A nickel in a phone booth gets her the information that Professor Dzornen is in Chicago but is spending the day at the Argonne lab. No, she won’t leave a message, she’ll call again tomorrow.
She rides a bus from the center of the city to the neighborhood around the University of Chicago where Benjamin Dzornen has bought a house, a mansion, she thinks when she walks over to look at it.
She imagines ringing the bell in the middle of the morning, of seeing Ilse Dzornen’s shock giving way to fury: You were supposed to be dead.
There’s no record of a Martina Saginor’s arrival in America: she had found passage to the States on a passport plucked from a purse in a crowded Vienna train station. Martina spent a week in Vienna on her long route from Moldova to America. She hoped her daughter might have returned looking for her. None of the refugee aid societies had any trace of K?the Saginor, in England or in Austria. Vienna was in ruins, bleak, hunger-filled, mother, aunts, cousins, all dead, nothing to keep Martina, and so she continued west, found a way to get passage on a ship in Lisbon bound for Montreal, slipped across the border to America, to Chicago, to Nevada.

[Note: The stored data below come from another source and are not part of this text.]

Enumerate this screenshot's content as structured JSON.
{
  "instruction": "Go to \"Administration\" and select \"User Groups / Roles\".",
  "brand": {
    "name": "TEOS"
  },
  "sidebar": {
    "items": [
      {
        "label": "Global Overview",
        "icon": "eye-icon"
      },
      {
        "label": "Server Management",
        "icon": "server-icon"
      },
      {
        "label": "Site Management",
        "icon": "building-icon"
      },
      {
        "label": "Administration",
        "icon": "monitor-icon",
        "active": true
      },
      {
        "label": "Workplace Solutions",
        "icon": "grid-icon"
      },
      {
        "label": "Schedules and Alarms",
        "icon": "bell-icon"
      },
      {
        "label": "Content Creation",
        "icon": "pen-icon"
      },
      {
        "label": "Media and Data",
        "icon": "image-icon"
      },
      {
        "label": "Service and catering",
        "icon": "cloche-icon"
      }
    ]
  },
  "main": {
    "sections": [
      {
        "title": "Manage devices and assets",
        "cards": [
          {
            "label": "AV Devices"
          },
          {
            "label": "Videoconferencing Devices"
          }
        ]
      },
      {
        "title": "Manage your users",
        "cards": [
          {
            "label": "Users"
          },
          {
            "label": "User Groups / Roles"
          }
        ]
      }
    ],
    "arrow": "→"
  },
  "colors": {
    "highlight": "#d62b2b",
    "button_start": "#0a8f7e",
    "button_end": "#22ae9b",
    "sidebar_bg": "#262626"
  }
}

How adept she’s become at crossing borders.
She’s sure Benjamin never told Ilse about her arrival fifteen months ago, how stunned he was. His shocked face, his stammer: you survived, anyway, that’s good.
Yes, I survived, by luck first: our train to Sobibor Concentration Camp broke down, we were herded off in the snow, many shot, but the snow was falling thick. I fled to the woods and survived somehow, with partisans, with farmers, until the war’s end found me in Moldova and then detention in paranoid Stalin’s camps and finally the long foot journey across the mountains back to Austria.
What did she want? he asked. My life, my physics, a job, a real job, but he bundled her off to Nevada. So quickly that she was on a train with a security pass before she had spent a night in Chicago. His hollow promise that this was temporary while he found a real place for her.